In terms of platforms and domains covered, Kotlin works everywhere where Java works: desktop, server-side, mobile — anywhere. We also generate byte code compatible with Java 6 to make it usable as widely as possible. The runtime is really small (about 800K), and we are paying specific attention to avoiding any runtime tricks that would prevent Kotlin code from running somewhere (i.e. no special class loaders or run-time packaging requirements, etc). Additionally, we are working on a JavaScript back-end for Kotlin (experimental for now) that broadens Kotlin’s context of applicability quite a bit: one will be able to develop web applications entirely in Kotlin.

What’s on Kotlin’s future roadmap?

There are many things, big and small, to be done. The aforementioned JS back-end is one of the big things.
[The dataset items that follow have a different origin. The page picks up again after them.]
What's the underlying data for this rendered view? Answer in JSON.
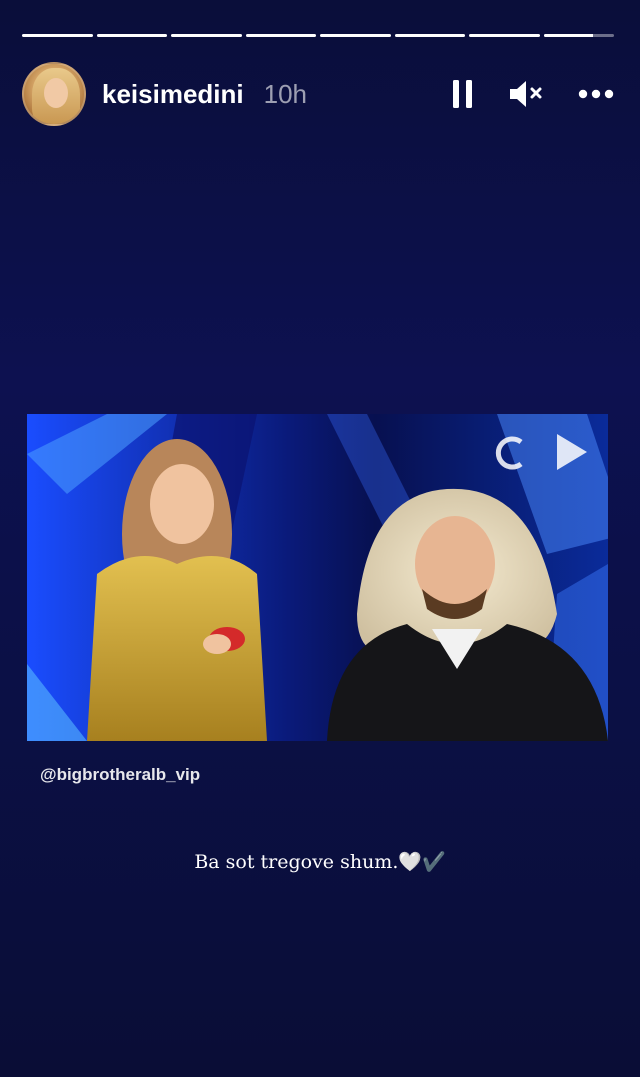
{
  "story": {
    "segments_total": 8,
    "segments_complete": 7,
    "current_segment_progress": 0.7
  },
  "header": {
    "username": "keisimedini",
    "time_ago": "10h",
    "pause_icon": "pause-icon",
    "mute_icon": "muted-speaker-icon",
    "more_icon": "more-options-icon"
  },
  "media": {
    "tag_handle": "@bigbrotheralb_vip",
    "colors": {
      "accent": "#2a63ff",
      "gold": "#c9a235",
      "jacket": "#151518"
    }
  },
  "text_overlay": {
    "text": "Ba sot tregove shum.🤍✔️"
  }
}
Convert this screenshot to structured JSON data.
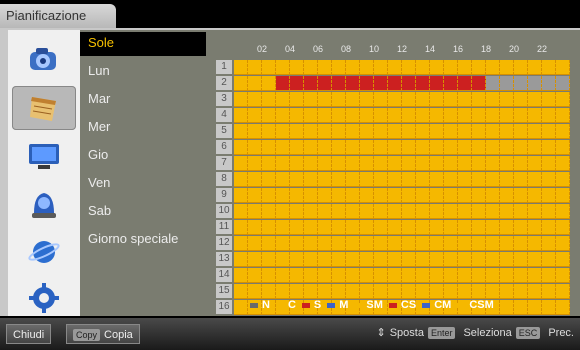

Then, there’s toolchain performance. Kotlin now has incremental compilation in IntelliJ IDEA: when you change something in the code, only the affected files (not modules!) are recompiled. We want to provide the same experience to Gradle users, this is in the works. The upcoming 1.1 will be able to generate Java 8 byte code (along with Java 6), which enable many optimizations, e.g. for lambdas. In terms of language features we are not planning anything big for 1.1, but some restrictions may be lifted, e.g. for data classes. We also have some ideas about further reducing the methods count in the standard library, which is important for Android developers.

As for more far-fetching plans, we, for example, are definitely going to support Jigsaw runtime modules when they are ready, and add async/await in some future versions of Kotlin.

Kotlin 1.0 requires all code to be recompiled to clean up from code generated by previous versions. Along the same line, it makes into errors all language constructs that have been previously deprecated. It can be installed in IntelliJ IDEA through a prepackaged plugin, otherwise can be built from its GitHub repository.